Dr. Glenn Treisman, MD-PhD

Professor of Medicine and Psychiatry & Behavioral Sciences
Director, AIDS Psychiatry Service
Director of the Pain Treatment Program
Co-Director of the Amos Food, Body, and Mind Center

Glenn Jordan Treisman is the Eugene Meyer III Professor of Psychiatry and Medicine at the Johns Hopkins University School of Medicine. He is Director of the AIDS Psychiatry Service, The Pain Treatment Program, and his most-recent effort as co-director of the Amos Center, a program that studies atypical GI disorders and the relationship between food, the nervous system of the GI tract, the microbiome, and disease. The Pain treatment Program provides care for chronic pain syndromes and is a national referral resource for patients with intractable pain.

Dr.
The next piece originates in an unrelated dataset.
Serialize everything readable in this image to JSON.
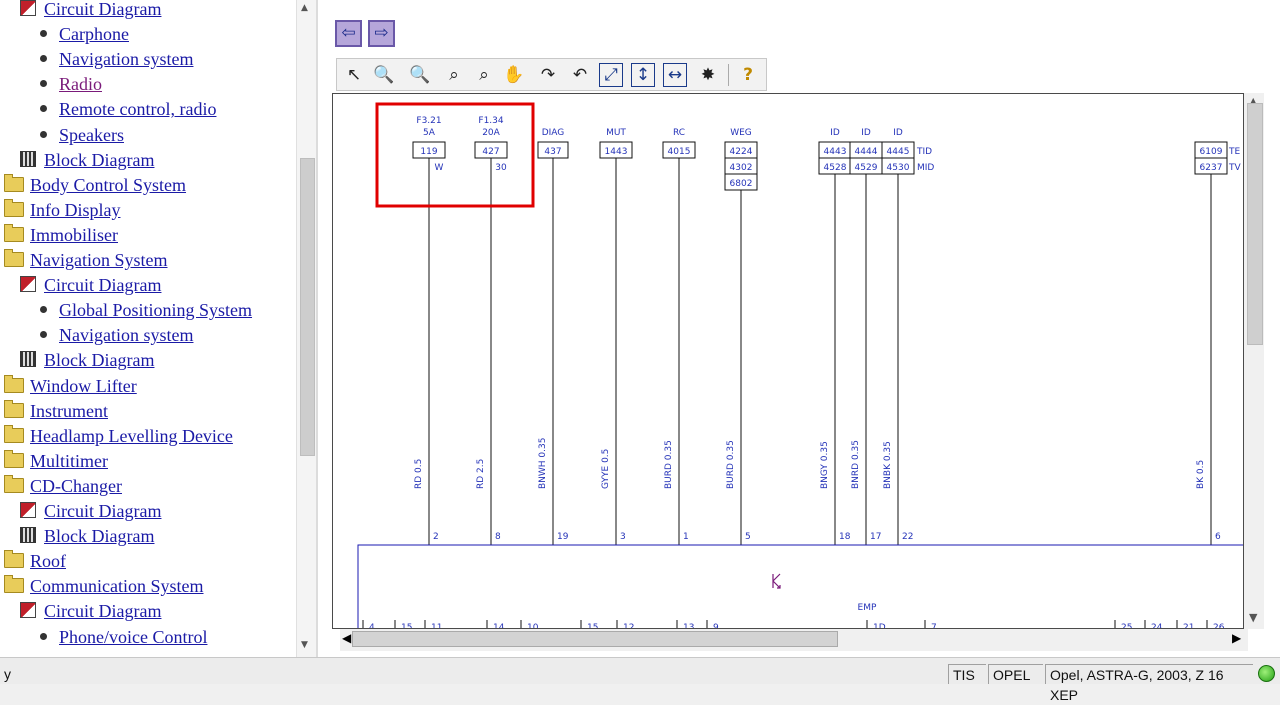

Treisman is internationally known for his engaging presentations, his efforts to promote the integration of psychiatry and medicine, and his vigorous commitment to the betterment of patient care for underserved populations.  He is best known for his groundbreaking work in the field of HIV, where he has been described as “the father of AIDS psychiatry.”  He is involved in the care of psychiatrically ill HIV infected patients and has been since early in the epidemic.  He described and has raised awareness of the role of mental illness as a driving force in the HIV epidemic as well as a barrier to effective care.  He is the author of The Psychiatry of AIDS, the first comprehensive textbook on the subject, as well as numerous articles on the issues of mental health in the HIV clinic.

As part of a lifelong commitment to education, Dr. Treisman directed the residency program in Psychiatry for nine years, and has delivered lectures at the Johns Hopkins School of Medicine in courses on Neuroscience, Psychiatry, Pharmacology Clinical Skills, and the Physician in Society course, as well as lectures in the School of Public Heath, the School of Nursing, and in numerous departments.  He is considered to be an outstanding teacher and has received the Chairman’s Award for Teaching from the Department of Medicine. His lectures on psychiatry and medical ethics have earned him international invitations and eponymous lectures including the prestigious Mapother Lecture in London and Findling Lecture at the Mayo Clinic.  Dr. John G Bartlett has referred to his lecture on DNR orders and medical ethics as “the Gettysburg Address of medicine,” and The American College of Physicians recognized his work with the presentation of the William C. Menninger Memorial Award for Distinguished Contribution to the Science of Mental Health.